Была сейчас жалкой, измученной. Старенький ситцевый халатик обтягивал тощую спину, на шее, под поднятыми, небрежно сколотыми волосами, выпирала круглая косточка позвоночника.

— Перестань, — Полина обняла за плечи, — ну чего ты ершишься.

— Уйди! — повторила Надька и задрожала как от холода. — Уйди, прошу тебя.

Полина понимала: ничего не вышло и нужно оставить ее, уйти. Но одним из правил ее жизни было доводить начатое до конца.

— Смотри, как это делается, — потянула из Надькиных пальцев крепко зажатую ручку, — дай покажу.

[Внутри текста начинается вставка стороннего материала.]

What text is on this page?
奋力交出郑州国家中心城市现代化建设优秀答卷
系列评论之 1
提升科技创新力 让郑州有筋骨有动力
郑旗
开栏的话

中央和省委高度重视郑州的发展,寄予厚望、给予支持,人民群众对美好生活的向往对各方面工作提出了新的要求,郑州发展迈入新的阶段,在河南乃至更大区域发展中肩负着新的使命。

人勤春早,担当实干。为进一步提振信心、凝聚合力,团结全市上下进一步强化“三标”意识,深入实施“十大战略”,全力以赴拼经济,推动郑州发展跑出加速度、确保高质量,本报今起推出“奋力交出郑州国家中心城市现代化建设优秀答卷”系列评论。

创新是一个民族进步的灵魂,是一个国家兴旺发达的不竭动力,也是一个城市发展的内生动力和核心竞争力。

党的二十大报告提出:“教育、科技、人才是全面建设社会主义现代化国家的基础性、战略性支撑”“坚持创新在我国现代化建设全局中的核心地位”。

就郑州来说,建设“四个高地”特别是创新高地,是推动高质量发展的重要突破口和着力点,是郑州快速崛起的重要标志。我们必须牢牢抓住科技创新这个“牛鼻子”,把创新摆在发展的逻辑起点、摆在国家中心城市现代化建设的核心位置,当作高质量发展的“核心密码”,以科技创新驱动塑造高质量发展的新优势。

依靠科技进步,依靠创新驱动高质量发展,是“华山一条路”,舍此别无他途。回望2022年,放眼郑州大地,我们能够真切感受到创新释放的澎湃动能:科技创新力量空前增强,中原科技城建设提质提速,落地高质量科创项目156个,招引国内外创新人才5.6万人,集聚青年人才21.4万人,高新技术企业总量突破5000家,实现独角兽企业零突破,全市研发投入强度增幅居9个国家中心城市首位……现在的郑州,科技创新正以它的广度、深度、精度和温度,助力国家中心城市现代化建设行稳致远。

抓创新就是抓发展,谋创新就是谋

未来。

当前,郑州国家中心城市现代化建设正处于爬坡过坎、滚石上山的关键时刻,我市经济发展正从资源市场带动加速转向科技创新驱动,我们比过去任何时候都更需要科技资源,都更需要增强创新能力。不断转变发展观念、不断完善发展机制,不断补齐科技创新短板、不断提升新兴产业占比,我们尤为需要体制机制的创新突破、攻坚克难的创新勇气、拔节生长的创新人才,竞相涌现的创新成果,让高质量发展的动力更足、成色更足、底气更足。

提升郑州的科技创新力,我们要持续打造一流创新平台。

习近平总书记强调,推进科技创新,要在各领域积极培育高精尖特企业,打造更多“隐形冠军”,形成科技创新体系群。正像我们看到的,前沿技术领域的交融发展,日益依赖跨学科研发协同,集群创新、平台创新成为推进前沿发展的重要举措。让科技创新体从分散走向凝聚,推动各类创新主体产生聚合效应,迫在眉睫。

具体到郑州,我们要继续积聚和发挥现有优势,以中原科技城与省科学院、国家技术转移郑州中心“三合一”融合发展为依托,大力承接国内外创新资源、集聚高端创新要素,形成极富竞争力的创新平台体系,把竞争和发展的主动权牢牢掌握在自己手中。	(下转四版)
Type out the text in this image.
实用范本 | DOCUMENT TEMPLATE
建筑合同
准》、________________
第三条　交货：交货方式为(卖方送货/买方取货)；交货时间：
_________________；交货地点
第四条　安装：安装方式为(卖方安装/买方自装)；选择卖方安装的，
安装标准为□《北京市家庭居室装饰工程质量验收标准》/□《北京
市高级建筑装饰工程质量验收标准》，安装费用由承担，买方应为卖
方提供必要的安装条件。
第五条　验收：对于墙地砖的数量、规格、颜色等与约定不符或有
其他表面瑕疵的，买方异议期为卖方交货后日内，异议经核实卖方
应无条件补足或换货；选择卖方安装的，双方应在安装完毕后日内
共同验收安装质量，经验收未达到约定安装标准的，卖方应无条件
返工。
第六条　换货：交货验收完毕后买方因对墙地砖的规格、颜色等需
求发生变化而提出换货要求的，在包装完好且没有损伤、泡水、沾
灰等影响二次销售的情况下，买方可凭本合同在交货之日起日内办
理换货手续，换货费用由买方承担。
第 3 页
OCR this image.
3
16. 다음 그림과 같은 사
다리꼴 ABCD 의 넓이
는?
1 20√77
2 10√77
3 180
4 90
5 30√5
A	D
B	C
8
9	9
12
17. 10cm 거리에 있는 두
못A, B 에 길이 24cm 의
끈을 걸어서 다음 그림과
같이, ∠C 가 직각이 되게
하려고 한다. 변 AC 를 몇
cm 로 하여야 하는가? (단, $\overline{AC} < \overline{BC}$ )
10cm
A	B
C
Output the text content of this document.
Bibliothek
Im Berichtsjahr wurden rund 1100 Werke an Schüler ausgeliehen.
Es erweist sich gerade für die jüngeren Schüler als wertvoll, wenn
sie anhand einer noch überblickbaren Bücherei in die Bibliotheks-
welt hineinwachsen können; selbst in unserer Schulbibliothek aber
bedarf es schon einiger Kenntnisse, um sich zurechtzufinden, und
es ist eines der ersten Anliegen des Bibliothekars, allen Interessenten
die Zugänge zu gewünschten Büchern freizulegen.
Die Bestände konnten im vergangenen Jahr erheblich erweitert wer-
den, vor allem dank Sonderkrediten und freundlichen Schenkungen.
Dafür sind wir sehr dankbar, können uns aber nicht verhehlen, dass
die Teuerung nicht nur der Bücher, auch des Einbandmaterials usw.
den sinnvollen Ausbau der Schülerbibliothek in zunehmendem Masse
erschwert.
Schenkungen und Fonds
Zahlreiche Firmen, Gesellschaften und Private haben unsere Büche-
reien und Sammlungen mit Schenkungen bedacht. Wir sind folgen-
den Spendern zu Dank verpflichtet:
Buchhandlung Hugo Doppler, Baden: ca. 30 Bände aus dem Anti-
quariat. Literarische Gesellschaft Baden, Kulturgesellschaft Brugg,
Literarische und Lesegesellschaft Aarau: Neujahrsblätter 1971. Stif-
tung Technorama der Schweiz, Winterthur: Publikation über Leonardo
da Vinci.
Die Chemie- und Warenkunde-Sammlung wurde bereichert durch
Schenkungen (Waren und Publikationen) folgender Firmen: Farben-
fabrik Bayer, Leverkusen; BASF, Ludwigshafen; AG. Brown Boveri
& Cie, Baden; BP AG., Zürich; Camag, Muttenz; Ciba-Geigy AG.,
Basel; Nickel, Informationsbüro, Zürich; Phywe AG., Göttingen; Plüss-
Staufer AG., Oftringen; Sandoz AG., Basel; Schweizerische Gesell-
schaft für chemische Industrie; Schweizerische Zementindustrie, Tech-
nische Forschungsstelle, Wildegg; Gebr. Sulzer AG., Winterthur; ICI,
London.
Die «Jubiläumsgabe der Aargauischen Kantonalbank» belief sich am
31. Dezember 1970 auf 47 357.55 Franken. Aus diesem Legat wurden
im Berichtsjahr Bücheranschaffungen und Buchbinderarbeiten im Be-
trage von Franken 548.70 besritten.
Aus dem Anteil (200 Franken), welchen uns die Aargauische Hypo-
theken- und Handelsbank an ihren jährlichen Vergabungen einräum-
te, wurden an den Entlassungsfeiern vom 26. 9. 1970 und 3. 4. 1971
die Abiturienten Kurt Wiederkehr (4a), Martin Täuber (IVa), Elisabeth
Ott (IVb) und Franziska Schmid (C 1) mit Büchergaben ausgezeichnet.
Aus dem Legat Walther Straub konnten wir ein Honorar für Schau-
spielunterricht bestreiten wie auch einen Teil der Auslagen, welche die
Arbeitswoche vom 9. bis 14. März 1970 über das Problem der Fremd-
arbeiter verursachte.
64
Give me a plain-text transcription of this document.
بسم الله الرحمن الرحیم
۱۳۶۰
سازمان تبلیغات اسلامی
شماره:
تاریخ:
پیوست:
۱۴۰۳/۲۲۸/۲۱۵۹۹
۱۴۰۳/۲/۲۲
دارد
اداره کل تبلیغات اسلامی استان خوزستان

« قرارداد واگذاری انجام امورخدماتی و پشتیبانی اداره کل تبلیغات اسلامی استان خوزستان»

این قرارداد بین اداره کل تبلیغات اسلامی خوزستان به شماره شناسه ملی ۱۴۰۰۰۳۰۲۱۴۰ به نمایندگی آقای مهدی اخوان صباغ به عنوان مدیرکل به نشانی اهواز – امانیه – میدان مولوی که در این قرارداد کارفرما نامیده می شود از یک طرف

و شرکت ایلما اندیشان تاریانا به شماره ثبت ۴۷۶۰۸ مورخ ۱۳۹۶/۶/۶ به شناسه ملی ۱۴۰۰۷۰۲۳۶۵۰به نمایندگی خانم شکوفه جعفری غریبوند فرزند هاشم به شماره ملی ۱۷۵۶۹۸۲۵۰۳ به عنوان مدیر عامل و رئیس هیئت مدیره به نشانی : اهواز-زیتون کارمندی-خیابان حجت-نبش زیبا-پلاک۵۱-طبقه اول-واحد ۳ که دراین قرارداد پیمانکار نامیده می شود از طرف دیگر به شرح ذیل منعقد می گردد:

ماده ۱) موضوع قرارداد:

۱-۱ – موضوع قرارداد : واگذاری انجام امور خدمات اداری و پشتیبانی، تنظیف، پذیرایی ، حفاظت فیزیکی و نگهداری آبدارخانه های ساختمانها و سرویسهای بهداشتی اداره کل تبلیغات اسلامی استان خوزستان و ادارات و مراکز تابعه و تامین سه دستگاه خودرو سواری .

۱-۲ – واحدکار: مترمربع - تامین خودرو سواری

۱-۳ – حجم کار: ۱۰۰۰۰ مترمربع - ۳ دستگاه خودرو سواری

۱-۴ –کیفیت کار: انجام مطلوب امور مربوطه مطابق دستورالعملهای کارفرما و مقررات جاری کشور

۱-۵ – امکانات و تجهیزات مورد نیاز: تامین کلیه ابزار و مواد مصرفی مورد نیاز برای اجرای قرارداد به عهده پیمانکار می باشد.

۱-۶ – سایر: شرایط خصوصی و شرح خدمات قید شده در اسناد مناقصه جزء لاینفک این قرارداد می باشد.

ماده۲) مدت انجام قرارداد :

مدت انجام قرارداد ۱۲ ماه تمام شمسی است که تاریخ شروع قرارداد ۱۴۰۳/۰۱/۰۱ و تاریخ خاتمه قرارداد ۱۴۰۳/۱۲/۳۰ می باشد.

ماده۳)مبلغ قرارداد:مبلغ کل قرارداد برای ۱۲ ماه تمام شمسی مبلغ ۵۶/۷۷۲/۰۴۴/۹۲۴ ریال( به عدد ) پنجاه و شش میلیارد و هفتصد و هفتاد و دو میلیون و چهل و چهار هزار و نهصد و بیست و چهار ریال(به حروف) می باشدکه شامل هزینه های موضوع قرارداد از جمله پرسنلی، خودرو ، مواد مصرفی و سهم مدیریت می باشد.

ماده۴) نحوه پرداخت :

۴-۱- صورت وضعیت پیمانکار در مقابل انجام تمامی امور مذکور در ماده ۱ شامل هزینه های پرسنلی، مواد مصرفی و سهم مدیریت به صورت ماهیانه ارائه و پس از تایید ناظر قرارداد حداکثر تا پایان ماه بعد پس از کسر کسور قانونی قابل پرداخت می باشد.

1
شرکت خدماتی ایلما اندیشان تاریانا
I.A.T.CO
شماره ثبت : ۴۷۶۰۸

Но Надька не выпускала ручку, и Полину рассердило это сопротивление. Она потянула сильнее:

— Не дури.

Надя дернулась, вскочила, и черные брызги чернил веером разлетелись по голубой, самой нарядной и любимой кофте Полины. В этой кофте она собиралась пойти на свидание к Никите, на то свидание, ожидание которого сделало ее добрее, заставило войти в комнату Нади, чтобы помириться, попросить прощения, забыть плохое навсегда.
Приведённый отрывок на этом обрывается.